In Vitro Susceptibility to Ceftazidime/Avibactam and Comparators in Clinical Isolates of Enterobacterales from Five Latin American Countries
Tobias Manuel Appel,
María Fernanda Mojica,
Elsa De La Cadena,
Christian José Pallares,
Marcela A. Radice,
Paulo Castañeda-Méndez,
Diego A. Jaime-Villalón,
Ana C. Gales,
José M. Munita,
María Virginia Villegas
Affiliations
Tobias Manuel Appel
Grupo de Resistencia Antimicrobiana y Epidemiología Hospitalaria (RAEH), Universidad El Bosque, Bogotá 110121, Colombia
María Fernanda Mojica
Grupo de Resistencia Antimicrobiana y Epidemiología Hospitalaria (RAEH), Universidad El Bosque, Bogotá 110121, Colombia
Elsa De La Cadena
Grupo de Resistencia Antimicrobiana y Epidemiología Hospitalaria (RAEH), Universidad El Bosque, Bogotá 110121, Colombia
Christian José Pallares
Grupo de Resistencia Antimicrobiana y Epidemiología Hospitalaria (RAEH), Universidad El Bosque, Bogotá 110121, Colombia
Marcela A. Radice
Departamento de Microbiología, Inmunología, Biotecnología y Genética, Cátedra de Microbiología, Universidad de Buenos Aires—CONICET, Buenos Aires C1113AAD, Argentina
Paulo Castañeda-Méndez
Department of Infectious Diseases, Hospital Médica Sur, Ciudad de México 14050, Mexico
Diego A. Jaime-Villalón
Department of Infectious Diseases, Hospital San Angel Inn Universidad, Ciudad de México 03330, Mexico
Ana C. Gales
Department of Internal Medicine, Division of Infectious Diseases, Universidade Federal de São Paulo, São Paulo 04039-032, Brazil
José M. Munita
Genomics and Resistant Microbes (GeRM) Group, Millennium Initiative for Collaborative Research On Bacterial Resistance (MICROB-R), Santiago, Región Metropolitana 7650568, Chile
María Virginia Villegas
Grupo de Resistencia Antimicrobiana y Epidemiología Hospitalaria (RAEH), Universidad El Bosque, Bogotá 110121, Colombia
Background: High rates of resistance to third-generation cephalosporins and carbapenems in Enterobacterales have been reported in Latin America.

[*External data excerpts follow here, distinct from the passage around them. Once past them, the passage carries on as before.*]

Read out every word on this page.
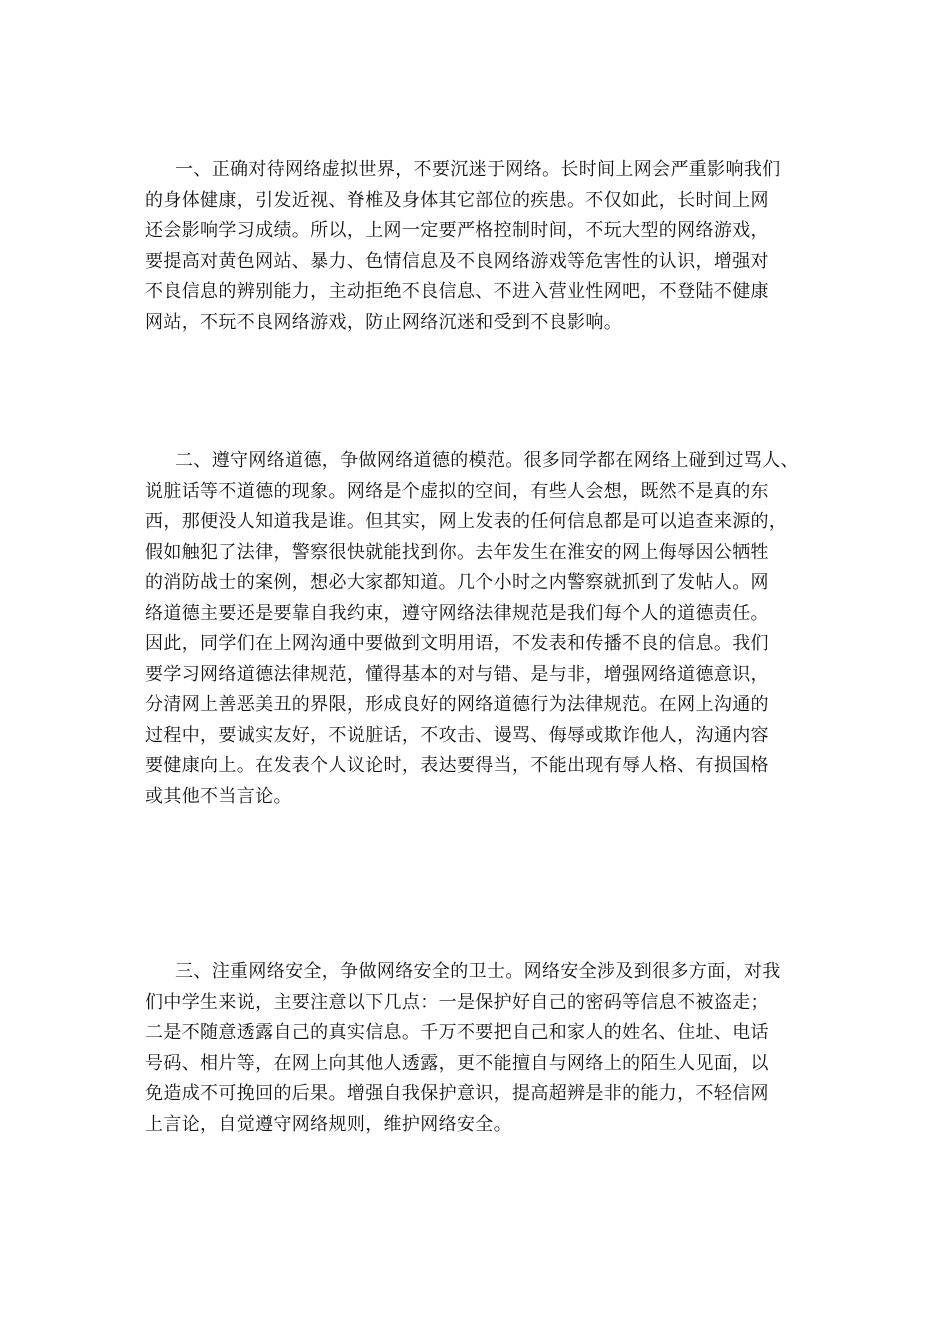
一、正确对待网络虚拟世界，不要沉迷于网络。长时间上网会严重影响我们
的身体健康，引发近视、脊椎及身体其它部位的疾患。不仅如此，长时间上网
还会影响学习成绩。所以，上网一定要严格控制时间，不玩大型的网络游戏，
要提高对黄色网站、暴力、色情信息及不良网络游戏等危害性的认识，增强对
不良信息的辨别能力，主动拒绝不良信息、不进入营业性网吧，不登陆不健康
网站，不玩不良网络游戏，防止网络沉迷和受到不良影响。
二、遵守网络道德，争做网络道德的模范。很多同学都在网络上碰到过骂人、
说脏话等不道德的现象。网络是个虚拟的空间，有些人会想，既然不是真的东
西，那便没人知道我是谁。但其实，网上发表的任何信息都是可以追查来源的，
假如触犯了法律，警察很快就能找到你。去年发生在淮安的网上侮辱因公牺牲
的消防战士的案例，想必大家都知道。几个小时之内警察就抓到了发帖人。网
络道德主要还是要靠自我约束，遵守网络法律规范是我们每个人的道德责任。
因此，同学们在上网沟通中要做到文明用语，不发表和传播不良的信息。我们
要学习网络道德法律规范，懂得基本的对与错、是与非，增强网络道德意识，
分清网上善恶美丑的界限，形成良好的网络道德行为法律规范。在网上沟通的
过程中，要诚实友好，不说脏话，不攻击、谩骂、侮辱或欺诈他人，沟通内容
要健康向上。在发表个人议论时，表达要得当，不能出现有辱人格、有损国格
或其他不当言论。
三、注重网络安全，争做网络安全的卫士。网络安全涉及到很多方面，对我
们中学生来说，主要注意以下几点：一是保护好自己的密码等信息不被盗走；
二是不随意透露自己的真实信息。千万不要把自己和家人的姓名、住址、电话
号码、相片等，在网上向其他人透露，更不能擅自与网络上的陌生人见面，以
免造成不可挽回的后果。增强自我保护意识，提高超辨是非的能力，不轻信网
上言论，自觉遵守网络规则，维护网络安全。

Ceftazidime/avibactam (CZA) is the combination of a third-generation cephalosporin and a non-β-lactam β-lactamase inhibitor, which has shown activity against isolates producing class A, C and D β-lactamases. Herein, we evaluated the activity of CZA and comparators against clinical isolates of Enterobacterales in Latin America. Methods: The activity of CZA and comparators was evaluated against clinical isolates of Enterobacterales from Argentina, Brazil, Chile, Colombia and Mexico that were collected between January 2016 and October 2017. One specific phenotypic subset was evaluated. A carbapenem non-susceptible (CNS) phenotype was defined as any isolate displaying a minimum inhibitory concentration (MIC) ≥1 mg/L for ertapenem. Results: CZA was active against 95.8% of all isolates and 77.5% of CNS isolates. Fosfomycin (FOS) and tigecycline (TGC) were the second most active antibiotics with 93.4% of Enterobacterales being susceptible. Conclusions: The results of this study underline the potential therapeutic role of CZA in Latin America.